Small story about these guys: they were the first group I ever introduced together (three on one group, two in another). And, so far, they're the only rats I can freely pick up, turn over, basically do whatever with them, and they don't mind. They're also the only ones (so far) that come over as a group to groom my hands when I open the doors to their cage for play time. I have no idea how old any of them are, I just know that they're all so full of love!







This beautiful little girl here is Midna. Such a sweetie. Giving me kisses <3
I got her and Zelda from a girl who just claimed that she didn't have time for them anymore. They're both really sweet, if rather hyperactive.
They're the only ones who I almost know their exact age; the girl I got them from said that they were born in April of this year.







This here is Nibbler
I got him along with Waffles, V, and Spiderman from a person whose bf wasn't letting her keep her rats anymore. They were all incredibly well looked after, which honestly surprised me. Waffles and Nibbler are both in their own cage, due to their inability to get along with any other rats (the previous owner informed me). Nibbler here is a little nippy (but hasn't drawn blood or anything), but he takes treats very gently, which I think is a good sign.







This shy boy is Puddin. He's got poor vision from what I can tell; he sways his head from side to side if something's moving really fast, so I've been slow around him so as to not startle him.







This is Spiderman (Spidey for short). Super, super shy!
He and V are brothers, and are about 3 years old.







V was sleeping when I took this; camera sound woke him up. He gets his name from the 'v' shaped mark on his head.







This is Waffles. He's such a lover, so gentle and sweet. You can't really tell in the picture, but he has really dark red eyes. <3
Just today after I took this picture he crawled up on my arm, snuggled close to my body, and started bruxing and boggling while I pet him. 







And last but not least, this super hyper girl - Zelda!
I'm surprised she stood still long enough for me to get a decent picture of her!


----------



## JAnimal (Jul 23, 2014)

Wow. That's alot. Anyway they are adorable.


----------



## moonkissed (Dec 26, 2011)

Lovely babies! They are addicting lol I have 17 currently.... adds up fast


----------



## Dark_Sama (Mar 14, 2015)

moonkissed said:


> Lovely babies! They are addicting lol I have 17 currently.... adds up fast


They really do! I didn't expect to have this many at once, but I'm certainly not complaining.


----------



## Thor (Oct 1, 2015)

How can you handle sooo many? I have 3 and it's like too many already!
Well it is also really hard to get things here for them but all money goes for my pets. :anguished:


----------



## Loopy_rats (Sep 17, 2015)

So many cute faces!


----------



## KennaBoo (Sep 22, 2015)

Wow, that's a lot of ratties! You must have your hands full, literally! Lol. They're all very pretty rats though!! Quite adorable!


----------



## Dark_Sama (Mar 14, 2015)

KennaBoo said:


> Wow, that's a lot of ratties! You must have your hands full, literally! Lol. They're all very pretty rats though!! Quite adorable!

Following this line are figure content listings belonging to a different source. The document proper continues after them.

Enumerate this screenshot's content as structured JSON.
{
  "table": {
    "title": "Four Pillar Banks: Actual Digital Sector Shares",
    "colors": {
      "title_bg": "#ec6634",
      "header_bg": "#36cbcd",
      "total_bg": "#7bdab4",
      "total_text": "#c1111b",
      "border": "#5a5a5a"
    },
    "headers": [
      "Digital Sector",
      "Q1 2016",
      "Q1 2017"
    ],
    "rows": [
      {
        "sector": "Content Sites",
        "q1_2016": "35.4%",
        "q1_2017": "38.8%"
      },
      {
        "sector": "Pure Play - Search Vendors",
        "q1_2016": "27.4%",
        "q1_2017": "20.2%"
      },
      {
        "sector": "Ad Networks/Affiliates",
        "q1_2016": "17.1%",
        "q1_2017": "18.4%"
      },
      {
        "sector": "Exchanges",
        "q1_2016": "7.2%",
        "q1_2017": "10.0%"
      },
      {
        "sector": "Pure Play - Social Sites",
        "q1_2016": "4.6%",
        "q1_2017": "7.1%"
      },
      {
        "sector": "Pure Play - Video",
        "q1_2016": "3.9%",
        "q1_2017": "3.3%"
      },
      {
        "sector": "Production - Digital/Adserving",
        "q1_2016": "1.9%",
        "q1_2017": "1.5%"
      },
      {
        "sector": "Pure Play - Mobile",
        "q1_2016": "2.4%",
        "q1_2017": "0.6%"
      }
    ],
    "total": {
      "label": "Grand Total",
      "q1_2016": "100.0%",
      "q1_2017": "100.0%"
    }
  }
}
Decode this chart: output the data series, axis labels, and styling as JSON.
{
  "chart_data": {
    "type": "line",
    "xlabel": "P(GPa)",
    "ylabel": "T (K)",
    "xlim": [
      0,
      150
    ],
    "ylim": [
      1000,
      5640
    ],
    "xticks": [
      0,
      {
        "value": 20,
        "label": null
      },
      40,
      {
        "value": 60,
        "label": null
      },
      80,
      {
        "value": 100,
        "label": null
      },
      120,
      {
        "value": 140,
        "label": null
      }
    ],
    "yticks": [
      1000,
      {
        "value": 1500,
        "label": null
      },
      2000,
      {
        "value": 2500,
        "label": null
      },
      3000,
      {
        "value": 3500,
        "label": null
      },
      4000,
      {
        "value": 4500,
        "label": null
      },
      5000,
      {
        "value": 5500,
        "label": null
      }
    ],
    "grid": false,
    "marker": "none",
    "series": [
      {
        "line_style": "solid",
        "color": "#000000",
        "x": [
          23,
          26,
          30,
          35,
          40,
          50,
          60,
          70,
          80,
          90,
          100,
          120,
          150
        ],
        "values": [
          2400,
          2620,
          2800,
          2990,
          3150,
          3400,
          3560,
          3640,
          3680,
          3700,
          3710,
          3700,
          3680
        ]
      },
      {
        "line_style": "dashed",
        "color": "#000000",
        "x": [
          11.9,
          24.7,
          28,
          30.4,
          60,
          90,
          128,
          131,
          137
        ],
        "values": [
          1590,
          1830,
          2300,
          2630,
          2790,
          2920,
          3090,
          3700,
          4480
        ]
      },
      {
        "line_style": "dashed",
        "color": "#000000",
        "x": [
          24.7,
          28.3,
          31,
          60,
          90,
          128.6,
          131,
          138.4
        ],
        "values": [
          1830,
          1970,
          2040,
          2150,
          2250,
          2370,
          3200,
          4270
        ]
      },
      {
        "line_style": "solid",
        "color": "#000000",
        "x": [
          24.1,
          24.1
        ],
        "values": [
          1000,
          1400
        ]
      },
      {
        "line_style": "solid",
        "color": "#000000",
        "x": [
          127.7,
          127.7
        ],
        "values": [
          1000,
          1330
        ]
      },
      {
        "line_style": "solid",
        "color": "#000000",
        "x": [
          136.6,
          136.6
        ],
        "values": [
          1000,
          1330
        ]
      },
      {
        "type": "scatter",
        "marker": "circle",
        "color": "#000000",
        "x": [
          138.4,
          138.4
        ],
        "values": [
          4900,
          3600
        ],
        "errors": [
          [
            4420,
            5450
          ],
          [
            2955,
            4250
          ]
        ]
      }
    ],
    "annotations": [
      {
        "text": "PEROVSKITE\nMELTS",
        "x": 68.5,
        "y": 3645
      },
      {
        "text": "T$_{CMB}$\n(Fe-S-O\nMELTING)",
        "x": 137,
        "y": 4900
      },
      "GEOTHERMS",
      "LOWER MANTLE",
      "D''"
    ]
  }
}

I was a bit overwhelmed at first, but setting a schedule for play times and cage cleaning made things a ton easier, haha.


----------



## KennaBoo (Sep 22, 2015)

I could imagine! Are they all neutered & spayed so they can play together, or do you have to separate the males and females for play time?


----------



## Dark_Sama (Mar 14, 2015)

KennaBoo said:


> I could imagine! Are they all neutered & spayed so they can play together, or do you have to separate the males and females for play time?


None are spayed/neutered, so the girls and boys don't play together. But with the boy, I've got several different groups of them, so I can figure out their personalities and properly bond with them before introducing all my boys. I hope things will go smoothly, but I won't be heartbroken if they don't.


----------



## mis.kay (May 29, 2015)

Dark_Sama said:


> I was a bit overwhelmed at first, but setting a schedule for play times and cage cleaning made things a ton easier, haha.


Transitioning from 2 to 4 was pretty difficult for me. Especially since my new boys are in my sisters room and I have to sneak in there when she's sleeping sometimes to let them out because she goes to bed early. Good thing she's a heavy sleeper! Lol Schedules do make a huge difference though. But I find it actually quite interesting to have all those rats. Kind of like your own rat haven!


----------